I am using MUMmer Promer utility for the alignment and show-coords utility for data exploration. The only utility that give me the length of the gap between a contig and the next, respecting the synteny of the reference genome is show-tiling, and I have used it to look for gaps larger than 10000 bp. It seems to work weel, when exploring this areas in show-coords output, but I read in a post that show-tiling would be out of dated.

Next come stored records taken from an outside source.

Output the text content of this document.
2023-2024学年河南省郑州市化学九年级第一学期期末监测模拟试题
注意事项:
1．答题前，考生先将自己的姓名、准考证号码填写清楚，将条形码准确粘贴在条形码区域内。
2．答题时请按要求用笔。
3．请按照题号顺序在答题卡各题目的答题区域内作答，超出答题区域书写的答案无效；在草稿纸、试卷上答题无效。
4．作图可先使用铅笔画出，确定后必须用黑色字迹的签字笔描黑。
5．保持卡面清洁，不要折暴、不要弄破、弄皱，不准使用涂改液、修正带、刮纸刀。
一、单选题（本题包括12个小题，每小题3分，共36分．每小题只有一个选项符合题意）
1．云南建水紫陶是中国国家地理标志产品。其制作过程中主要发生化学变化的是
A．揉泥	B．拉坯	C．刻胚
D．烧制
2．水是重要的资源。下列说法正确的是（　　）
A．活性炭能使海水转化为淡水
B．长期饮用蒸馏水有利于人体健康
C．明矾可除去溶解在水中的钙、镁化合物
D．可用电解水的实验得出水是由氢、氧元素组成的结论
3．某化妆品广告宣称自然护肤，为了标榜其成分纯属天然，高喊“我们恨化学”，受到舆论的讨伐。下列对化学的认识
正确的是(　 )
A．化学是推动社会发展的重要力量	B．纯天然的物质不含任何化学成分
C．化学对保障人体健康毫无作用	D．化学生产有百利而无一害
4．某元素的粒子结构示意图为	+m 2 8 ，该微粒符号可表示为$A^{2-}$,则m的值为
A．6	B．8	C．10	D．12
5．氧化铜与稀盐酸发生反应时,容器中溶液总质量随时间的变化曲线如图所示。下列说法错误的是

This is too bad for me, because I dont know how to look for this low/no alignment regions in the show-coords output.
Can anyone tell me something about show-tiling and, if it really is out of date, how can I get this gap between recruited reads (reads that aligned about 98 identity, similarity and coverage)?
Here is a example of the show-tiling output:
[S1] [S2] [gap between this contig and the next] [length/contig] [align.cov.] [average identity] [orientation] [contig id]

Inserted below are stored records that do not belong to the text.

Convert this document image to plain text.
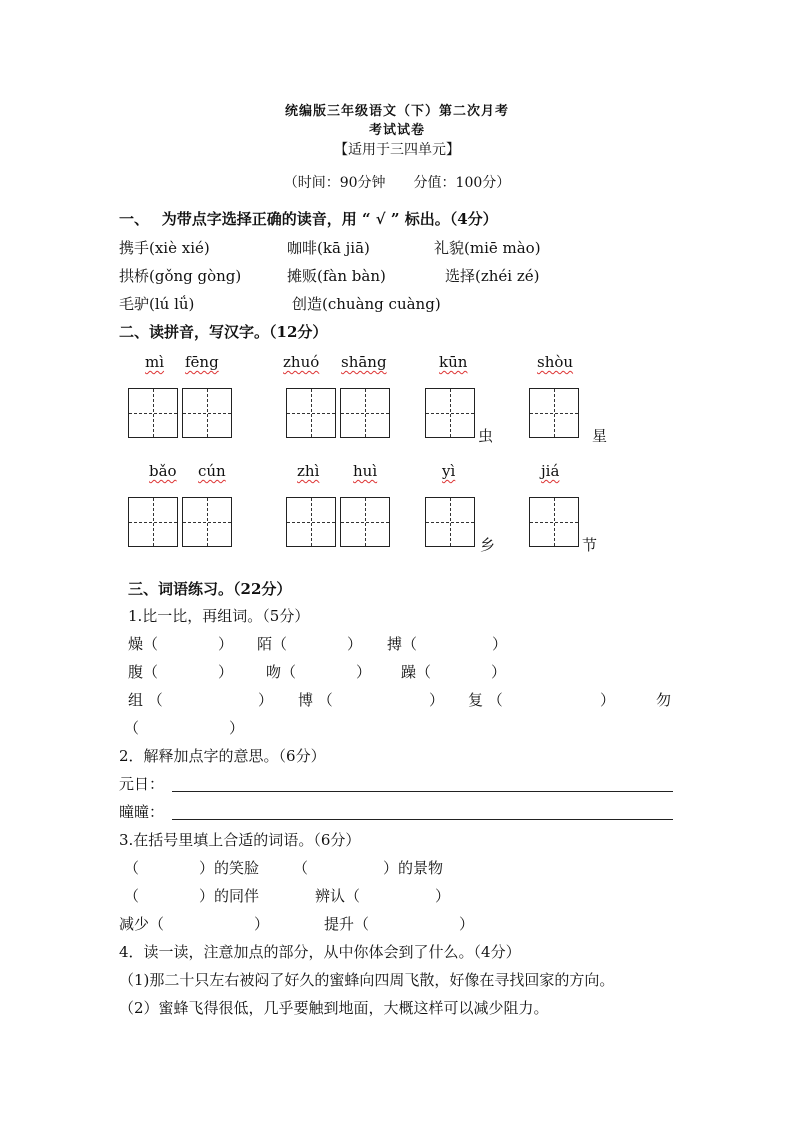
统编版三年级语文（下）第二次月考
考试试卷
【适用于三四单元】
（时间：90分钟　　分值：100分）
一、　 为带点字选择正确的读音，用 “ √ ” 标出。（4分）
携手(xiè xié)	咖啡(kā jiā)	礼貌(miē mào)
拱桥(gǒng gòng)	摊贩(fàn bàn)	选择(zhéi zé)
毛驴(lú lǘ)	创造(chuàng cuàng)
二、读拼音，写汉字。（12分）
mì fēng	zhuó shāng	kūn	shòu
虫	星
bǎo cún	zhì huì	yì	jiá
乡	节
三、词语练习。（22分）
1.比一比，再组词。（5分）
燥（　　　　） 陌（　　　　） 搏（　　　　　）
腹（　　　　） 吻（　　　　） 躁（　　　　）
组 （	） 博 （	） 复 （	）	勿
（　　　　　　）
2．解释加点字的意思。（6分）
元日：
曈曈：
3.在括号里填上合适的词语。（6分）
（　　　　）的笑脸 （　　　　　）的景物
（　　　　）的同伴	辨认（　　　　　）
减少（　　　　　　）	提升（　　　　　　）
4．读一读，注意加点的部分，从中你体会到了什么。（4分）
（1)那二十只左右被闷了好久的蜜蜂向四周飞散，好像在寻找回家的方向。
（2）蜜蜂飞得很低，几乎要触到地面，大概这样可以减少阻力。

2813632 2813778 15787 147 94.56 85.87 + HD4RJIW01BV3T7
3618731 3618964 10484 234 96.15 90.67 - HD4RJIW02GX7DC
3813833 3814001 12862 169 100.00 85.19 - HD4RJIW02HFIBU
The third field is what I need, and what I am using.
Here is a example of the show-coords output:
[S1] [E1] [S2] [E2] [L1] [L2] [%id] [%sim] [%stp] [cov R] [cov Q] [FRM] [TAGS]

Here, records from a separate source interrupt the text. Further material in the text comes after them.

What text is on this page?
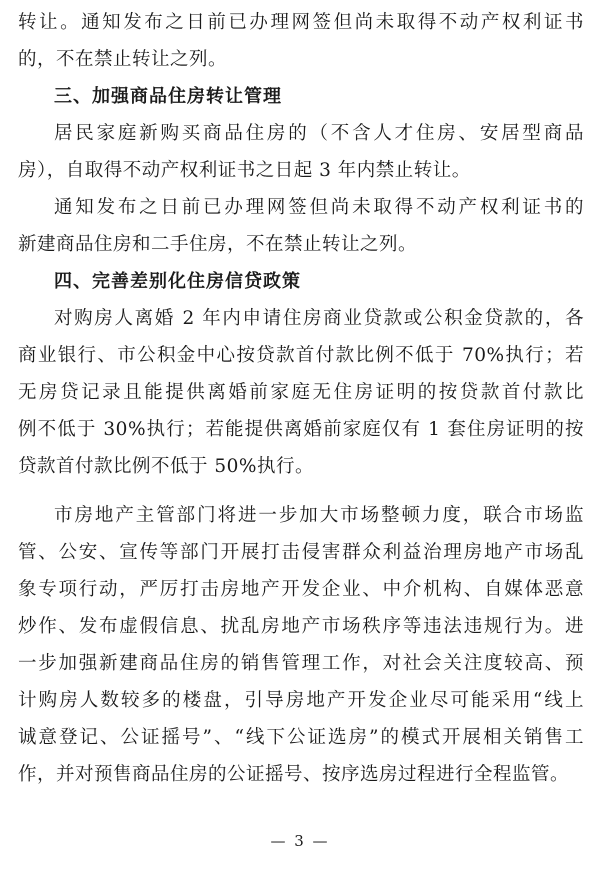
转让。通知发布之日前已办理网签但尚未取得不动产权利证书
的，不在禁止转让之列。
三、加强商品住房转让管理
居民家庭新购买商品住房的（不含人才住房、安居型商品
房），自取得不动产权利证书之日起 3 年内禁止转让。
通知发布之日前已办理网签但尚未取得不动产权利证书的
新建商品住房和二手住房，不在禁止转让之列。
四、完善差别化住房信贷政策
对购房人离婚 2 年内申请住房商业贷款或公积金贷款的，各
商业银行、市公积金中心按贷款首付款比例不低于 70%执行；若
无房贷记录且能提供离婚前家庭无住房证明的按贷款首付款比
例不低于 30%执行；若能提供离婚前家庭仅有 1 套住房证明的按
贷款首付款比例不低于 50%执行。
市房地产主管部门将进一步加大市场整顿力度，联合市场监
管、公安、宣传等部门开展打击侵害群众利益治理房地产市场乱
象专项行动，严厉打击房地产开发企业、中介机构、自媒体恶意
炒作、发布虚假信息、扰乱房地产市场秩序等违法违规行为。进
一步加强新建商品住房的销售管理工作，对社会关注度较高、预
计购房人数较多的楼盘，引导房地产开发企业尽可能采用“线上
诚意登记、公证摇号”、“线下公证选房”的模式开展相关销售工
作，并对预售商品住房的公证摇号、按序选房过程进行全程监管。
— 3 —
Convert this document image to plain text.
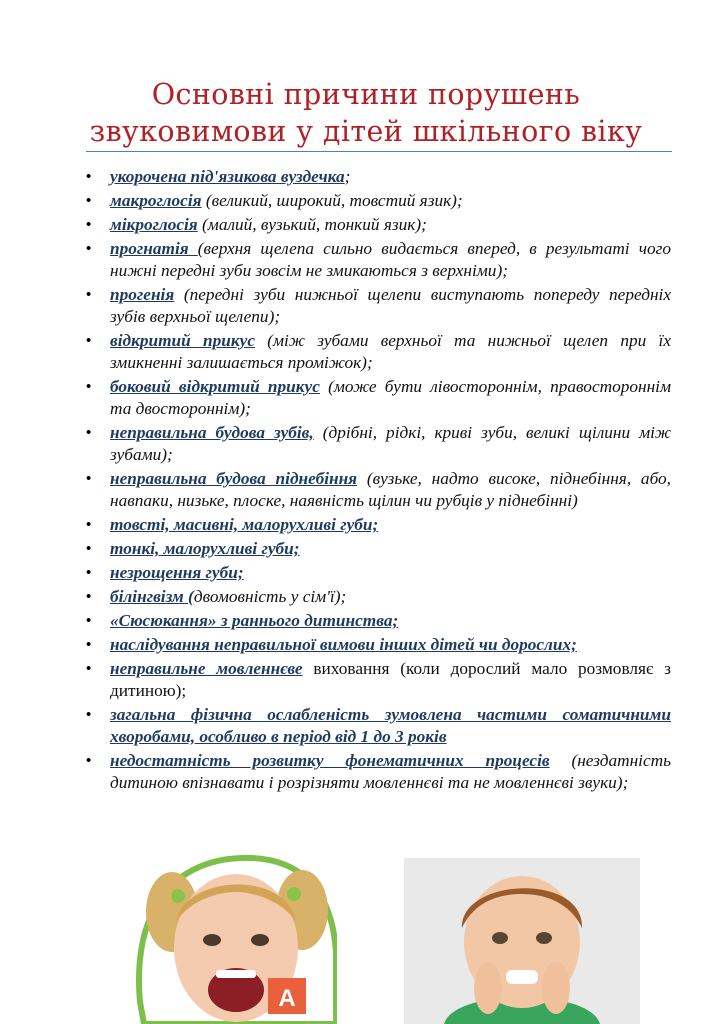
Основні причини порушень
звуковимови у дітей шкільного віку
• укорочена під'язикова вуздечка;
• макроглосія (великий, широкий, товстий язик);
• мікроглосія (малий, вузький, тонкий язик);
• прогнатія (верхня щелепа сильно видається вперед, в результаті чого нижні передні зуби зовсім не змикаються з верхніми);
• прогенія (передні зуби нижньої щелепи виступають попереду передніх зубів верхньої щелепи);
• відкритий прикус (між зубами верхньої та нижньої щелеп при їх змикненні залишається проміжок);
• боковий відкритий прикус (може бути лівостороннім, правостороннім та двостороннім);
• неправильна будова зубів, (дрібні, рідкі, криві зуби, великі щілини між зубами);
• неправильна будова піднебіння (вузьке, надто високе, піднебіння, або, навпаки, низьке, плоске, наявність щілин чи рубців у піднебінні)
• товсті, масивні, малорухливі губи;
• тонкі, малорухливі губи;
• незрощення губи;
• білінгвізм (двомовність у сім'ї);
• «Сюсюкання» з раннього дитинства;
• наслідування неправильної вимови інших дітей чи дорослих;
• неправильне мовленнєве виховання (коли дорослий мало розмовляє з дитиною);
• загальна фізична ослабленість зумовлена частими соматичними хворобами, особливо в період від 1 до 3 років
• недостатність розвитку фонематичних процесів (нездатність дитиною впізнавати і розрізняти мовленнєві та не мовленнєві звуки);
A
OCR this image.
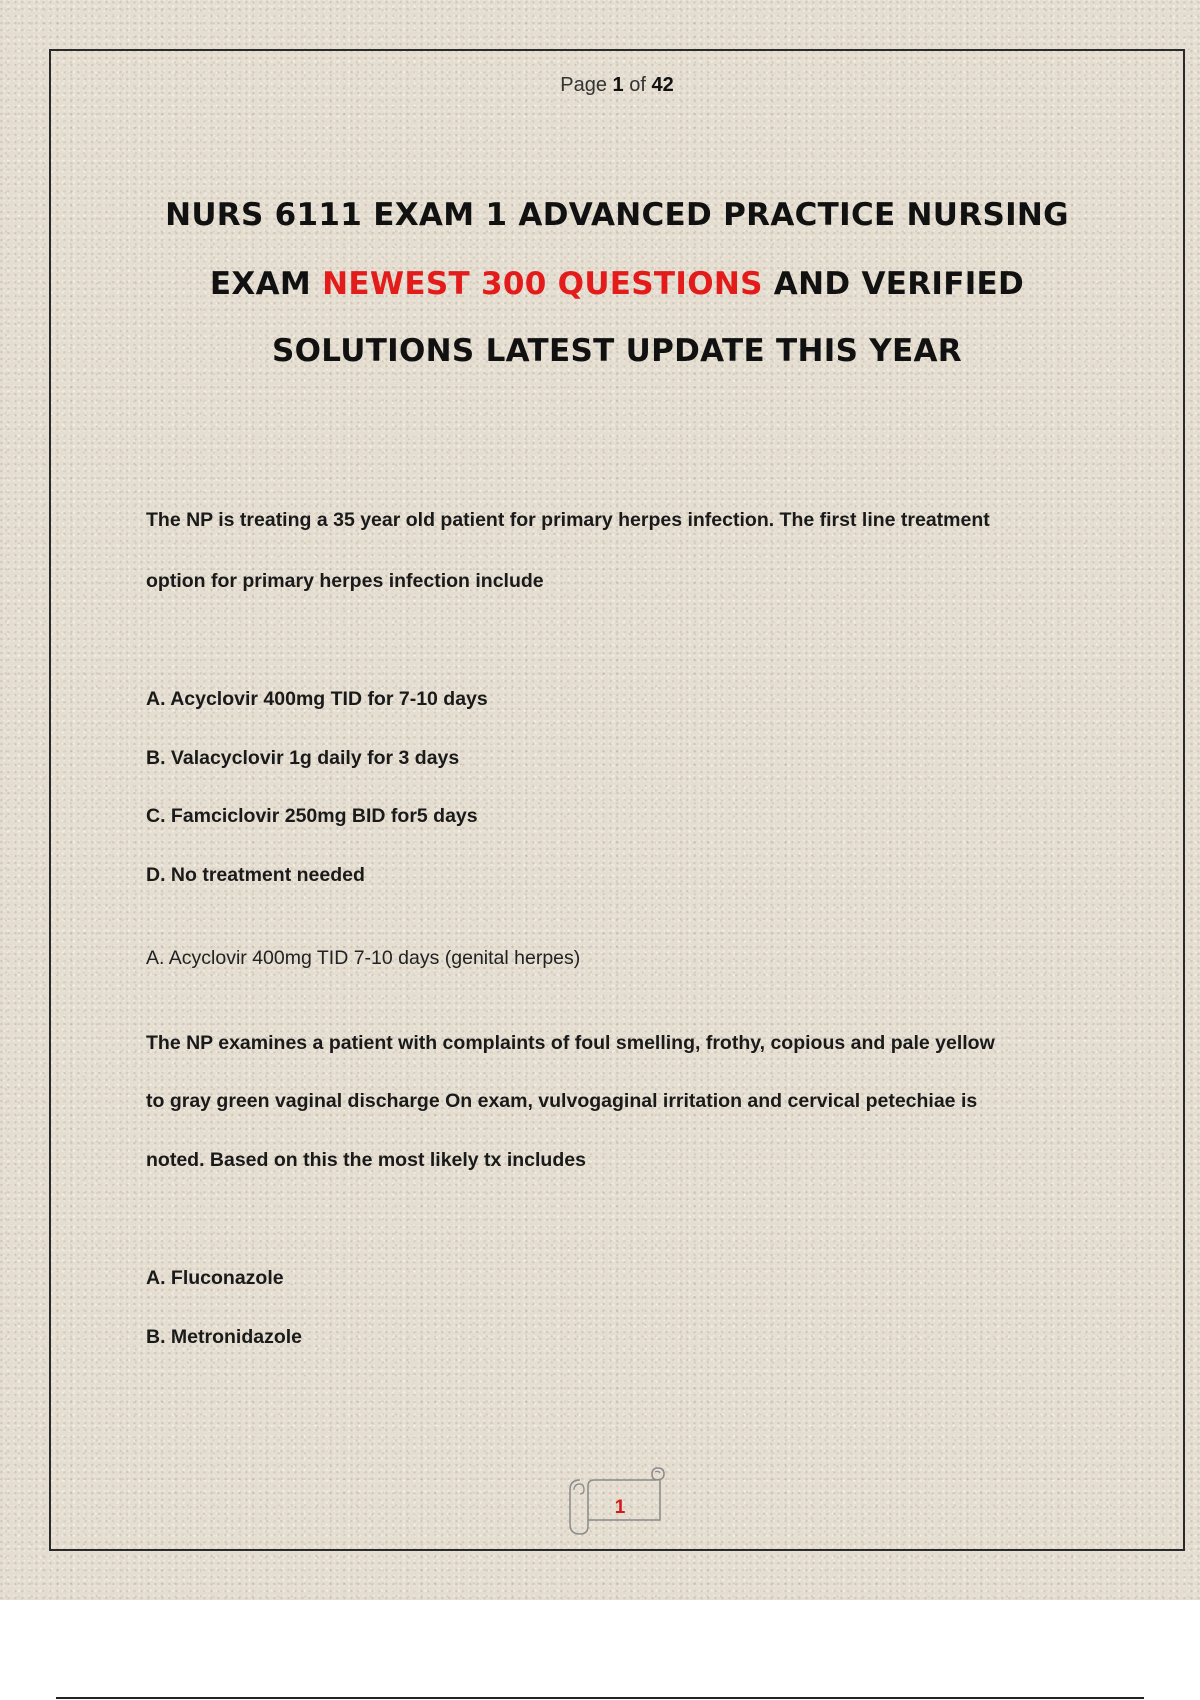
Page 1 of 42
NURS 6111 EXAM 1 ADVANCED PRACTICE NURSING
EXAM NEWEST 300 QUESTIONS AND VERIFIED
SOLUTIONS LATEST UPDATE THIS YEAR
The NP is treating a 35 year old patient for primary herpes infection. The first line treatment
option for primary herpes infection include
A. Acyclovir 400mg TID for 7-10 days
B. Valacyclovir 1g daily for 3 days
C. Famciclovir 250mg BID for5 days
D. No treatment needed
A. Acyclovir 400mg TID 7-10 days (genital herpes)
The NP examines a patient with complaints of foul smelling, frothy, copious and pale yellow
to gray green vaginal discharge On exam, vulvogaginal irritation and cervical petechiae is
noted. Based on this the most likely tx includes
A. Fluconazole
B. Metronidazole
1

where S=subject, E=query, L=length, stp=stop codon, FRM=orientation/frame
775 903 7 135 129 129 93.02 95.35 1.16 0.00 94.16 1 1 gi|166362741|ref|NC_010296.1| HD4RJIW01EHAFJ
811 963 169 17 153 153 96.08 100.00 0.00 0.00 90.00 1 -2 gi|166362741|ref|NC_010296.1| HD4RJIW02IJPAZ
823 1008 200 15 186 186 96.77 100.00 1.61 0.00 92.08 1 -3 gi|166362741|ref|NC_010296.1| HD4RJIW01DF547
I tried to write a perl script that read a line, split, read the orientation[FRM], then choose between S1 or S2 field, then jump to the next line, split again, read the orientation again, choose the right field and do the subtraction. If larger than 10000, send the two lines to a new file, and so on, but it doesn't worked at all, I couldn't jump to the next line.
If you like, I can show you my frustrated script.... But if is all ok with show-tiling, so I don't need to worry.
EDIT:
The input file:
[marlaux@n4-202-14 recruit_2015]$ cat -A RL5_promer.tiling | head
>gi|166362741|ref|NC_010296.1| 5842795 bases$
99^I306^I-49^I208^I97.60^I92.37^I+^IHD4RJIW01C9YF5$
258^I348^I303^I91^I85.71^I92.31^I+^IHD4RJIW01BYQ91$
652^I751^I17^I100^I88.00^I92.86^I+^IHD4RJIW01ATUR3$
769^I905^I-85^I137^I97.08^I89.77^I+^IHD4RJIW01EHAFJ$
821^I1022^I411^I202^I93.56^I88.89^I-^IHD4RJIW01DF547$
1434^I1611^I-106^I178^I94.38^I78.57^I-^IHD4RJIW02ITKT8$
1506^I1771^I16^I266^I98.50^I61.63^I+^IHD4RJIW02IB4P3$
1788^I2083^I-150^I296^I96.28^I86.32^I+^IHD4RJIW02JGD11$
1934^I2267^I20^I334^I96.41^I88.21^I-^IHD4RJIW01B47F5$
This script I tried to wrote to use the show-coords, instead of show-tiling, because I am not sure if show-tiling is the right utility for this. I hope it is. The script is:
#!/usr/bin/perl
use diagnostics;
use warnings;
print "arquivo 1:\t";
$arq1 = <STDIN>;
open (MYFILE, $arq1);
open (NEW_FILE, '>>coords_teste.tab');
@file = <MYFILE>;
close (MYFILE);
@new_file=();
foreach $line (@file) {
@aligns = split (/\t/, $line);
$p1=$aligns[0];
$p2=$aligns[1];
#print "@aligns $p1 $p2\n";
if ($aligns[11] > 0) {
$a=$p2;
print "$aligns[11] $a\n";
next;
@aligns2 = split (/\t/, $line);
if ($aligns2[11]>0) {
$b=$aligns2[0];
}
else {
$b=$aligns2[1];
}
}
else {
$a=$p1;
next;
@aligns2 = split (/\t/, $line);
if ($aligns2[11]<0) {
$b=$aligns2[1];
}
else {
$b=$aligns2[0];
}
}
$gap=$b-$a;
print "$a $b $gap\n";
if ($gap>9000) {
push (@new_file, ("@aligns\n@aligns2\n"));
print NEW_FILE @new_file;
}
@aligns=();
@aligns2=();
$p1=();
$p2=();
$a=();
$b=();
$gap=();
}
Thank you
Please paste your script here. It looks like the problem is either with the delimiter you're using or the EOL character, so could you also give us the output of:
where show_tiling_file is the file your perl script is trying to parse please?
EDIT: Thanks for adding information, I've moved all the pertinent info to the question.